Una tassa sugli snippet
L’idea non è nuova. Ci sono anzi due paesi europei – Spagna e Germania – in cui questa disciplina è già applicata, anche se in forme diverse. In pratica si tratta di tassare la pubblicazione di contenuti altrui, anche quando sono resi disponibili sotto forma di metadati. È il caso degli snippet, le brevi porzioni di testo che sono visualizzate nelle pagine dei risultati delle ricerche online o degli aggregati di news e ogni volta che condividiamo una URL in un social network. Com’è noto lo snippet viene composto in modo automatico dagli algoritmi dei fornitori di servizi online, in quali utilizzano il contenuto del tag title, del metatag description e dell’immagine in evidenza. Talvolta lo snippet è arricchito da informazioni presenti nel markup di un documento web sotto forma di dati strutturati.
A chi appartengono tali contenuti? O meglio: chi è titolare del copyright su di essi? In punta di diritto la risposta potrebbe apparire semplice: l’editore. Dunque ogni volta che uno snippet si compone di una SERP di Google Search, la stessa Google dovrebbe riconoscere questa titolarità, in quanto sta pubblicando contenuti altrui.

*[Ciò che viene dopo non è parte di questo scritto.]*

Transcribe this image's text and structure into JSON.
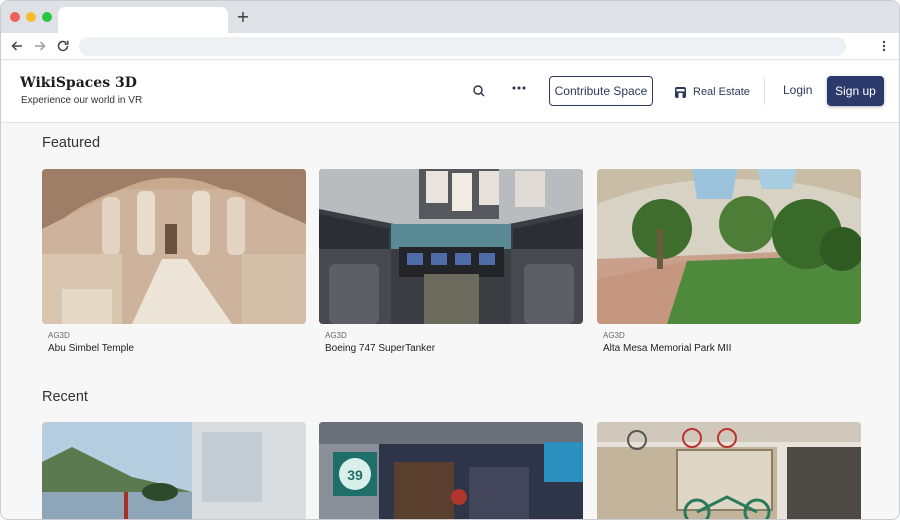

E, nel caso di Google, “ogni volta” significa 150 miliardi di volte al giorno.
In Spagna il balzello sullo snippet è stato introdotto con la nuova legge sulla proprietà intellettuale, in vigore dal 1° gennaio 2015. In realtà non si tratta di una tassa, ma di un canone (“remuneración equitativa”) che gli aggregatori di notizie sono tenuti a versare agli editori. L’impatto non è stato positivo: Google News ha cessato le attività nel mercato spagnolo, seguita da altri aggregato di notizie locali. Con il risultato di ridurre il traffico sui siti degli editori, specie quelli di dimensioni minori, e con una conseguente perdita di ricavi stimata nell’ordine dei 10 milioni di euro (si veda il rapporto Impacto del Nuevo Artículo 32.2 de la Ley de Propiedad Intelectual, commissionato dall’Associazione spagnola degli editori).
Le cose non sono andate molto meglio in Germania, dove la sola ipotesi di una Link Tax in discussione presso il Bundestag è stata sufficiente a scatenare la contromossa di Google News, che ha chiuso l’accesso alle notizie dei giornali tedeschi. A quel punto gli editori hanno dovuto fare marcia indietro, riconoscendo esplicitamente l’importanza del contributo al traffico sui loro siti dato proprio da Google News.
Al di là della riformulazione giuridica, la proposta presentata mercoledì dalla Commissione Ue sembra ricalcare l’approccio – fallimentare – già seguito da Spagna e Germania. In pratica viene introdotto un nuovo diritto esclusivo per gli editori (“neightbouring right for publishers”) sull’uso dei frammenti di testo. Condividere un link è sempre possibile. Tuttavia, nel momento in cui oltre alla URL si condividono metadati quali title, description e immagini in evidenza, va riconosciuta la proprietà intellettuale di tali contenuti.
In proposito Bruno Saetta, in una documentata analisi su Valgia Blu, fa notare il rischio di situazione paradossali e anche un po’ ridicole. Se per esempio un giornale online dovesse utilizzare il titolo “Attacco terroristico a Parigi” per un suo pezzo di cronaca, su tale titolo si applicherebbe un diritto esclusivo tale per cui nessun altro potrebbe legittimamente utilizzare la medesima frase senza consenso.